«На прошлой неделе ходила по блошиному рынку, – говорит Бекки, – видела в одной лавке жилетку, точно как у Реувена: вышитую павлинами, щеглами и фениксами. Не думала, что найдется еще одна такая».
«Вчера на вокзале видел человека – со спины точь-в-точь Реувен. Еле нагнал его, а у него темные очки в виде двух грампластинок, лица за ними не разглядеть. Наверное, не он. Конечно, не он. Но Реувену такие очки точно бы понравились».
«Говорят, встречают в городе Реувена. Наверное, все-таки кто-то, похожий на него».
«Помнишь Боаза, водителя такси, голубятника? Он рассказал, что подвозил Реувена и что тот какой-то сам не свой был. Молчал все время и в окно смотрел так, будто он здесь впервые».
Реувен Хацвани выходит на бульвар, останавливается и оглядывается по сторонам. Он садится на свободную лавку. На таких же лавках рядом с ним сидят люди, их фигуры неподвижны, только ветер, налетевший с моря, треплет им волосы. Реувен чувствует, как воздух касается его лица.

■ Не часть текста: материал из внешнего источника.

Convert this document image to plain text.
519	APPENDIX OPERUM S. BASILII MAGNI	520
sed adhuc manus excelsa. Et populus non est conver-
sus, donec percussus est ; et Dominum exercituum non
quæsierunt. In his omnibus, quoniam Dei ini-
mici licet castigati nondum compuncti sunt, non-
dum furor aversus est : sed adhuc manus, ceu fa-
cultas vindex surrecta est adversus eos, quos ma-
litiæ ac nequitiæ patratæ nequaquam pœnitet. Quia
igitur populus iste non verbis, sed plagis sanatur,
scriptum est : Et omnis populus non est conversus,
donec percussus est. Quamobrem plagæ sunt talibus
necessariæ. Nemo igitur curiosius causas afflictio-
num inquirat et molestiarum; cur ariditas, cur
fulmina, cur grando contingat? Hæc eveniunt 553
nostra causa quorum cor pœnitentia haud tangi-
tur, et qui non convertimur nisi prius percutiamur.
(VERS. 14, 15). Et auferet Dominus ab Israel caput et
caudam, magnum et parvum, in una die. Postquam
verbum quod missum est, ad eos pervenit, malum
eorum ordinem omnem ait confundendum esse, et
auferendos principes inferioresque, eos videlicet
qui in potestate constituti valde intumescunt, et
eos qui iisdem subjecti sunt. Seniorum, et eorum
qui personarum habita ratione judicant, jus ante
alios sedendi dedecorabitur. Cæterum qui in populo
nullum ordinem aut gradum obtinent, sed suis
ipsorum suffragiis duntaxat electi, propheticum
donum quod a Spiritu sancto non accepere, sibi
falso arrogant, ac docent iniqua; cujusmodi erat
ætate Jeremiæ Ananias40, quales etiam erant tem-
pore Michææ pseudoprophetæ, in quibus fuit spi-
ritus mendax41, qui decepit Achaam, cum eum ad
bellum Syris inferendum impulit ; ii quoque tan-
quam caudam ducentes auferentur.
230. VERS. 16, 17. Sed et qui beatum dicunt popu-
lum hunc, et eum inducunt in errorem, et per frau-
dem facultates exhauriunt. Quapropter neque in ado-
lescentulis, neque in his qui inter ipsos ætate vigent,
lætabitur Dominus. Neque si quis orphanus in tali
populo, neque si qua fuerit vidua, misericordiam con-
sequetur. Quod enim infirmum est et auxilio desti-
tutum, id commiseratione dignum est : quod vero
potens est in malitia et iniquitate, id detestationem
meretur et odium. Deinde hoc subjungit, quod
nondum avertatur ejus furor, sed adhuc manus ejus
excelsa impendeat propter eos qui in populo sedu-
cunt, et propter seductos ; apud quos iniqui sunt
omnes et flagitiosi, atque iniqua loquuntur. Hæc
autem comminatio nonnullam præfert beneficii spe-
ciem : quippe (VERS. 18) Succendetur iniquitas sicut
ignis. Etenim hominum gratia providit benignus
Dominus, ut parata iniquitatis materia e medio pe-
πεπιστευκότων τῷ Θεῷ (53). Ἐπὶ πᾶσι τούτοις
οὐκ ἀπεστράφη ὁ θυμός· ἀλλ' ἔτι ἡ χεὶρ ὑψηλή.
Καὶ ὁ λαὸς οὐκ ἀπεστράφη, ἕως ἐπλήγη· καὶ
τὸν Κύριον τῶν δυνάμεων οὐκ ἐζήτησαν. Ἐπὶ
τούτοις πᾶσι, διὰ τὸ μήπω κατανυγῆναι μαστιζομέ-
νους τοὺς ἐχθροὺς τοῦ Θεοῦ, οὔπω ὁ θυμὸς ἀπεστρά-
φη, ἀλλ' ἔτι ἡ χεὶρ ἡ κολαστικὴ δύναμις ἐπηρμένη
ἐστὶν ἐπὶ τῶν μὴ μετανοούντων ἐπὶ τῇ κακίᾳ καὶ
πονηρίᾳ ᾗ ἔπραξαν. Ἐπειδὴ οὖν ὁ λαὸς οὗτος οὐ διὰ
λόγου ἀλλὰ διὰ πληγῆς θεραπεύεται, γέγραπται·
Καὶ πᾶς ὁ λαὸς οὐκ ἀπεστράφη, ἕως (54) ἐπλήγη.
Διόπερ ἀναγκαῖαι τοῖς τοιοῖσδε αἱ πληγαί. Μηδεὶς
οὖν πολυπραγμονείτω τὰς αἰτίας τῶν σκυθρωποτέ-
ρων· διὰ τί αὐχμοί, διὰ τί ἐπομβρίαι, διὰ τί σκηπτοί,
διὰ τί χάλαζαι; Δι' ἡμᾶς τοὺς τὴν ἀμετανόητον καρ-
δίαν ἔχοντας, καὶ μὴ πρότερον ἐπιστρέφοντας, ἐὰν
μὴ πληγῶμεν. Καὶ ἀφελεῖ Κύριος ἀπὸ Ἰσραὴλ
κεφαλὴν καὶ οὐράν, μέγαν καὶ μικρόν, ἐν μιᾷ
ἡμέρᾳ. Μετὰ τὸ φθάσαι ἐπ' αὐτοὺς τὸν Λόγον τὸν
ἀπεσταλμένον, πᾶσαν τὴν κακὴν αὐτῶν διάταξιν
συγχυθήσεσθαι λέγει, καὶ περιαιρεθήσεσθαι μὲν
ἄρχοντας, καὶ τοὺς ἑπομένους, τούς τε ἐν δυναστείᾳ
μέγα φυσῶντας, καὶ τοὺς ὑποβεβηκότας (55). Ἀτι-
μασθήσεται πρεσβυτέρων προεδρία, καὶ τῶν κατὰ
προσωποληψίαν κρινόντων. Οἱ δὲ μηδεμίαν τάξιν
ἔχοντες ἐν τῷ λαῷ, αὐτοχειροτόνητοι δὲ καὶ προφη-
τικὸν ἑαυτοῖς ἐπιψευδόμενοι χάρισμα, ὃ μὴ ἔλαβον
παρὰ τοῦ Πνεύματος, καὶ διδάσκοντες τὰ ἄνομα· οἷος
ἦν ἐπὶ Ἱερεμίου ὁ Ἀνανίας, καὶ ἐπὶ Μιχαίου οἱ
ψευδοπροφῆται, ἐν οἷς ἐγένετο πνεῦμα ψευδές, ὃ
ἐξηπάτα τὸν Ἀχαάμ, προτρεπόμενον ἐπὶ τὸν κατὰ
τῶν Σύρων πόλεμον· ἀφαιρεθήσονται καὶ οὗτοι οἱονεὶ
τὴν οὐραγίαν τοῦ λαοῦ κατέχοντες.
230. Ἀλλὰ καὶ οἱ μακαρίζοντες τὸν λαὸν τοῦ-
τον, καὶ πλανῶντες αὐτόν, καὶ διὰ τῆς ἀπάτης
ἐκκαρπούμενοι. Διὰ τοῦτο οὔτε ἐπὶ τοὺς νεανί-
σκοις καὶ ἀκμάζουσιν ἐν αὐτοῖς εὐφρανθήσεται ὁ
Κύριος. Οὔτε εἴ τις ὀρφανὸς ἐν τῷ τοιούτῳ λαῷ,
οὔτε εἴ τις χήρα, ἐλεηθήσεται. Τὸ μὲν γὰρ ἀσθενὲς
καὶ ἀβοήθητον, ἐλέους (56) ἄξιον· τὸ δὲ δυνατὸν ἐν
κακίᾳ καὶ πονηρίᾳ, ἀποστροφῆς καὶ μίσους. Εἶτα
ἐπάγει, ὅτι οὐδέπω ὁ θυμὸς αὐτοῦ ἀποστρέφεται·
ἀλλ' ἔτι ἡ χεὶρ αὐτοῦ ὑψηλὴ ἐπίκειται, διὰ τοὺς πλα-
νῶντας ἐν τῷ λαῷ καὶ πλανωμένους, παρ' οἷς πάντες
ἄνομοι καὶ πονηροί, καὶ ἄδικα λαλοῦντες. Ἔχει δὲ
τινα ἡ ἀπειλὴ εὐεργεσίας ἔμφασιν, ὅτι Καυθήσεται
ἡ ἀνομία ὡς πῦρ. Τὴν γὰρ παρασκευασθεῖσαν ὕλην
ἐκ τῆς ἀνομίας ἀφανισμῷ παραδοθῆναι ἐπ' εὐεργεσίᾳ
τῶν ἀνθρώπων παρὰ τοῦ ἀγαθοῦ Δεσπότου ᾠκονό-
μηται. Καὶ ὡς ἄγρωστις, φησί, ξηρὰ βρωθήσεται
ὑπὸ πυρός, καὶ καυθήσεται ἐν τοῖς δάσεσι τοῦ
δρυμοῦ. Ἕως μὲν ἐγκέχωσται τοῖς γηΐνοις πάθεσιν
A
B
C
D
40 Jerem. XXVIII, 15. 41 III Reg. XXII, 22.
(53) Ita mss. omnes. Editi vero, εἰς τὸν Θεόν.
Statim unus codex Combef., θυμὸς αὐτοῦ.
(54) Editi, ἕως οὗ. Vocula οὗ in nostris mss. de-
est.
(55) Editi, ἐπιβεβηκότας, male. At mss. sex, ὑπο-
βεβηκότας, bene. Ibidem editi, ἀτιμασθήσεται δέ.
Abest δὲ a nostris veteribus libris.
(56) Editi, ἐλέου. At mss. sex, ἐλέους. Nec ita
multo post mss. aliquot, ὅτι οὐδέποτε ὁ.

Несколько моментов из жизни Елизаветы Викторовны
Ничего от нее не осталось. Только воспоминания, но ведь ученые уже не раз доказали, насколько зыбка и ненадежна человеческая память. Попроси двух прохожих на улице ее описать, и возникнут два портрета, два человека, или, если выражаться точно, две героини. Сколько прохожих, столько на свете было Елизавет Викторовн, и становится всё больше, потому что увиденная или нет ЕВ за столом на террасе, прохладной даже в жаркие дни (под полом – погреб с вареньем, к которому снизу подступают грунтовые воды, просачиваясь сквозь бетон); ЕВ на людной улице, среди весенней толпы в шуршащих нейлоновых куртках, в рубашках с мокрыми от пота воротничками, в открытых, несмотря на северный ветер, платьях; ЕВ в бликах окон, когда вдруг, без всякой причины вспоминаешь о ней и одновременно резко поворачиваешь голову, потревоженный гудком автомобиля; ЕВ, когда единственное, что пока знаешь о ней, – это звук ее имени, и так далее, но тому не подобное, – это разные явления, и если даже один и тот же человек поставит перед собой цель их зафиксировать, каталогизировать – как коллекцию стеклянных фотопластин в музее, для которых уже лет сто как во всем мире не производят соответствующего оборудования, но от этого они не теряют всякий смысл, а наоборот, становятся важными сами по себе, – то методологически особую ценность его воспоминания будут представлять в первые свои доли секунды, до того, как, не успев отдать себе в этом отчет, человек наложит один на другой контуры, и в создавшейся полупрозрачной толще исчезнут различия в цвете и форме глаз, осанке и походке, в возрасте, словах, биографиях. Чем ближе к той, нулевой отметке, когда происходящее превращается в память о себе (тут тоже речь идет об условности, вынужденном допущении, ведь любое разворачивающееся событие неоднородно и изначально включает в себя очаги прошедшего времени), тем менее антропоморфными оказываются запомнившиеся черты – лестница лиц при смехе, вереница глаз до заломленного горизонта при прощании, заглатывающие серый воздух пунктирные спицы при тревоге, и это, разумеется, далеко не всё. Если бы теоретически можно было продвинуться к корню воспоминания еще ближе, то контуров там уже не было бы, а только угадывающееся движение бесцветной бездны. В каком-то смысле как раз здесь, с другой стороны воспоминания, можно было бы говорить о единстве образа, но эта близость к объекту в большинстве случаев настолько труднопереносима, что не сохраняется в нашей памяти или, по крайней мере, там недоступна.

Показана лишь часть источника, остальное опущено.